You will need lawful permission to exhume a body and it can be long, complicated and traumatic pocess.

What is an exhumation

Exhumation means the removal of a body or cremated human remains from the ground.  It also covers the disturbance of remains within a grave, particularly when a grave is re-opened for burial. 

It is unlawful to disturb any human remains (this includes cremated remains) without getting lawful permissions.

Exhumation is traumatic for all those involved and should only be considered after carefully thinking through the whole process and getting as much information as possible.  It is also important discuss the implications with other members of your family.

 

Permissions needed for an exhumation

Authorisation

The authorisation needed depends on whether the land where the human remains are is consecrated or unconsecrated.  The term "consecrated" means dedicated to the service of God according to the rites of the Church of England.  A Bishop of the Church of England carries out consecration of land.

You should contact us whether your plot is consecrated or unconsecrated.

If it is consecrated ground you will need to apply for a Bishops Faculty.

If it is not consecrated (some parts of the Lawn Cemetery have never been consecrated including the cremated remains and Islamic Faith sections) you and the council will need to apply for an Exhumation Licence from the Ministry of Justice.

Consents

You will need to conatct us for the relevant forms to apply for consents and licences.
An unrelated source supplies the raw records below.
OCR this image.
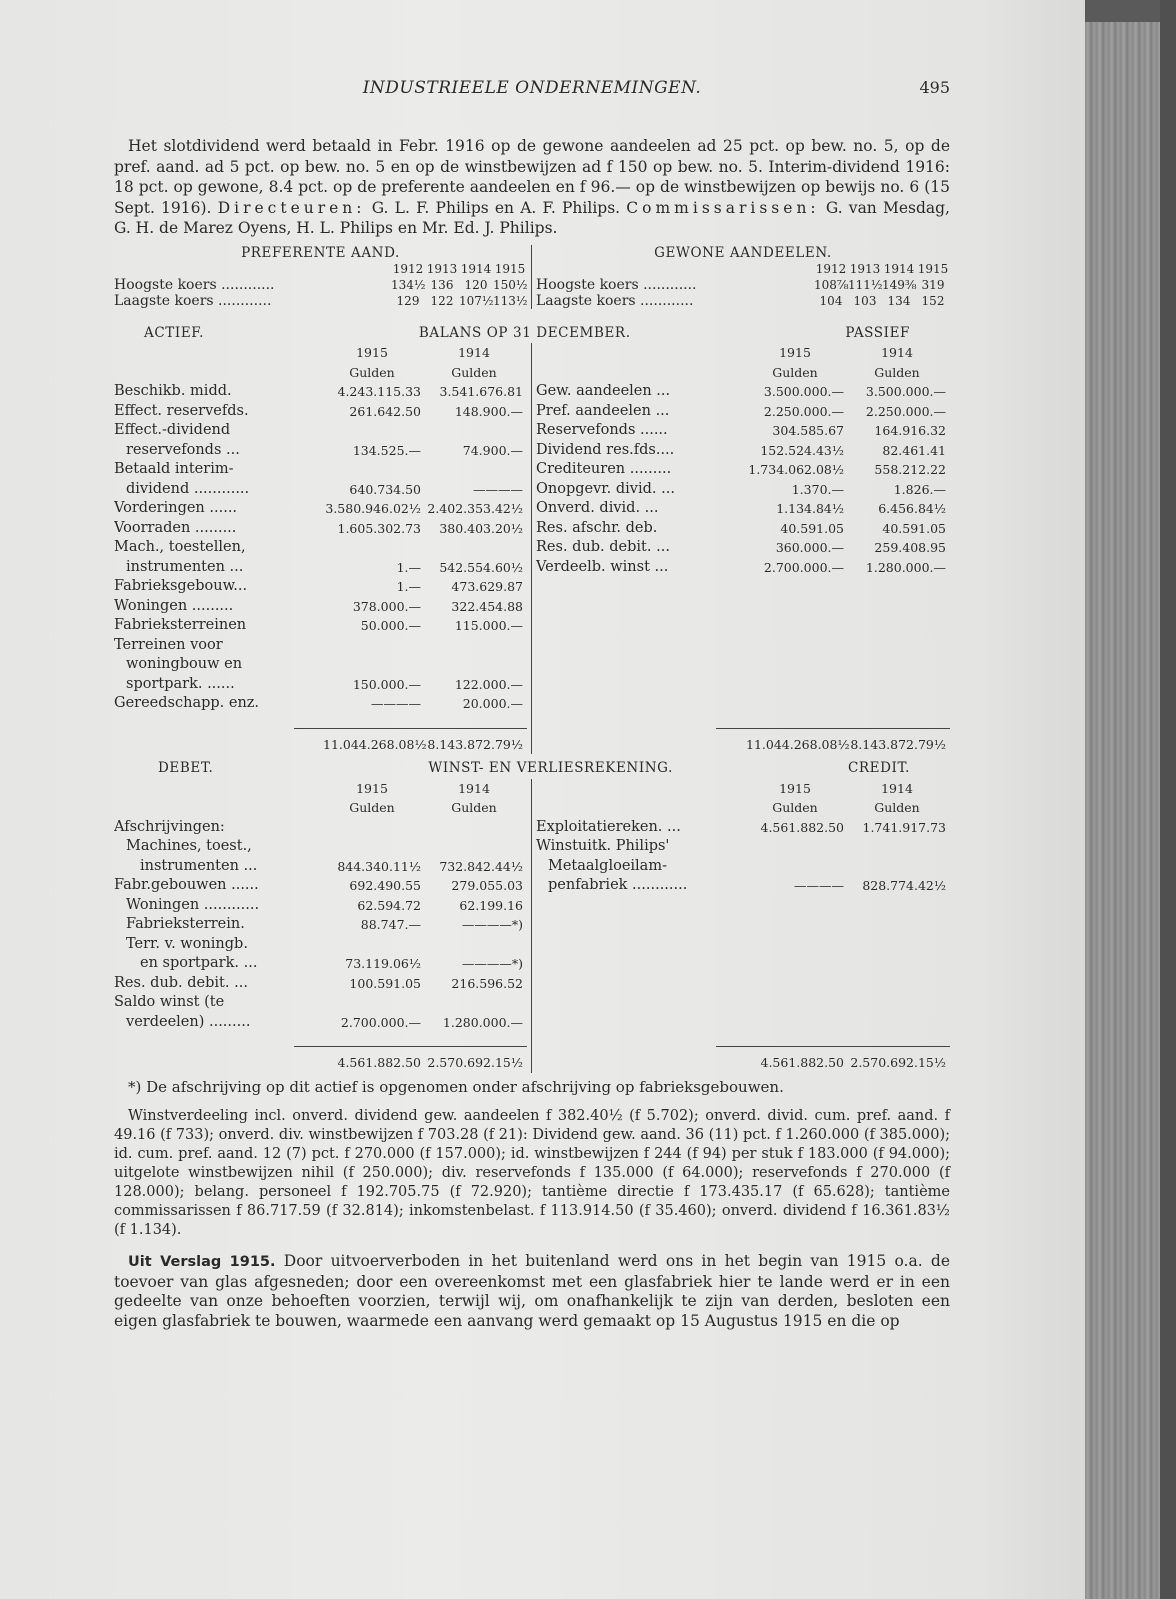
INDUSTRIEELE ONDERNEMINGEN.	495

Het slotdividend werd betaald in Febr. 1916 op de gewone aandeelen ad 25 pct. op bew. no. 5, op de pref. aand. ad 5 pct. op bew. no. 5 en op de winstbewijzen ad f 150 op bew. no. 5. Interim-dividend 1916: 18 pct. op gewone, 8.4 pct. op de preferente aandeelen en f 96.— op de winstbewijzen op bewijs no. 6 (15 Sept. 1916). Directeuren: G. L. F. Philips en A. F. Philips. Commissarissen: G. van Mesdag, G. H. de Marez Oyens, H. L. Philips en Mr. Ed. J. Philips.

PREFERENTE AAND.
1912 1913 1914 1915
Hoogste koers ............	134½ 136 120 150½
Laagste koers ............	129 122 107½ 113½
GEWONE AANDEELEN.
1912 1913 1914 1915
Hoogste koers ............	108⅞ 111½ 149⅜ 319
Laagste koers ............	104 103 134 152
ACTIEF.	BALANS OP 31 DECEMBER.	PASSIEF
1915	1914
Gulden	Gulden
Beschikb. midd.	4.243.115.33	3.541.676.81
Effect. reservefds.	261.642.50	148.900.—
Effect.-dividend
reservefonds ...	134.525.—	74.900.—
Betaald interim-
dividend ............	640.734.50	————
Vorderingen ......	3.580.946.02½ 2.402.353.42½
Voorraden .........	1.605.302.73	380.403.20½
Mach., toestellen,
instrumenten ...	1.—	542.554.60½
Fabrieksgebouw...	1.—	473.629.87
Woningen .........	378.000.—	322.454.88
Fabrieksterreinen	50.000.—	115.000.—
Terreinen voor
woningbouw en
sportpark. ......	150.000.—	122.000.—
Gereedschapp. enz.	————	20.000.—
1915	1914
Gulden	Gulden
Gew. aandeelen ...	3.500.000.—	3.500.000.—
Pref. aandeelen ...	2.250.000.—	2.250.000.—
Reservefonds ......	304.585.67	164.916.32
Dividend res.fds....	152.524.43½	82.461.41
Crediteuren .........	1.734.062.08½	558.212.22
Onopgevr. divid. ...	1.370.—	1.826.—
Onverd. divid. ...	1.134.84½	6.456.84½
Res. afschr. deb.	40.591.05	40.591.05
Res. dub. debit. ...	360.000.—	259.408.95
Verdeelb. winst ...	2.700.000.—	1.280.000.—
11.044.268.08½ 8.143.872.79½	11.044.268.08½ 8.143.872.79½
DEBET.	WINST- EN VERLIESREKENING.	CREDIT.
1915	1914
Gulden	Gulden
Afschrijvingen:
Machines, toest.,
instrumenten ...	844.340.11½	732.842.44½
Fabr.gebouwen ......	692.490.55	279.055.03
Woningen ............	62.594.72	62.199.16
Fabrieksterrein.	88.747.—	————*)
Terr. v. woningb.
en sportpark. ...	73.119.06½	————*)
Res. dub. debit. ...	100.591.05	216.596.52
Saldo winst (te
verdeelen) .........	2.700.000.—	1.280.000.—
1915	1914
Gulden	Gulden
Exploitatiereken. ...	4.561.882.50	1.741.917.73
Winstuitk. Philips'
Metaalgloeilam-
penfabriek ............	————	828.774.42½
4.561.882.50 2.570.692.15½	4.561.882.50 2.570.692.15½

*) De afschrijving op dit actief is opgenomen onder afschrijving op fabrieksgebouwen.

Winstverdeeling incl. onverd. dividend gew. aandeelen f 382.40½ (f 5.702); onverd. divid. cum. pref. aand. f 49.16 (f 733); onverd. div. winstbewijzen f 703.28 (f 21): Dividend gew. aand. 36 (11) pct. f 1.260.000 (f 385.000); id. cum. pref. aand. 12 (7) pct. f 270.000 (f 157.000); id. winstbewijzen f 244 (f 94) per stuk f 183.000 (f 94.000); uitgelote winstbewijzen nihil (f 250.000); div. reservefonds f 135.000 (f 64.000); reservefonds f 270.000 (f 128.000); belang. personeel f 192.705.75 (f 72.920); tantième directie f 173.435.17 (f 65.628); tantième commissarissen f 86.717.59 (f 32.814); inkomstenbelast. f 113.914.50 (f 35.460); onverd. dividend f 16.361.83½ (f 1.134).

Uit Verslag 1915. Door uitvoerverboden in het buitenland werd ons in het begin van 1915 o.a. de toevoer van glas afgesneden; door een overeenkomst met een glasfabriek hier te lande werd er in een gedeelte van onze behoeften voorzien, terwijl wij, om onafhankelijk te zijn van derden, besloten een eigen glasfabriek te bouwen, waarmede een aanvang werd gemaakt op 15 Augustus 1915 en die op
You will then need to complete these applications and return then to us.

 

The exhumation

Once you have applied for the correct authorisation, consent and licences the exhumation can be arranged.

There may be special conditions listed in the license which must also be considered.

The license with be sent to our Environmental Health Department, so they can ensure the safety of public health.

Exhumations are generally carried out early in the morning to ensure maximum privacy.

An Environmental Health Officer will attend along with a Funeral Director and Council Bereavement Services staff. 

 

The cost of an exhumation

The cost of an exhumation can be large so it is important to consider this. 

Remember to include:

  • Memorial removal costs
  • Bishop's Faculty fees (if on consecreted ground)
  • Funeral director's charges, including the cost of a new coffin or cremated remains casket
  • Cemetery fees and charges for exhumation and re-interment.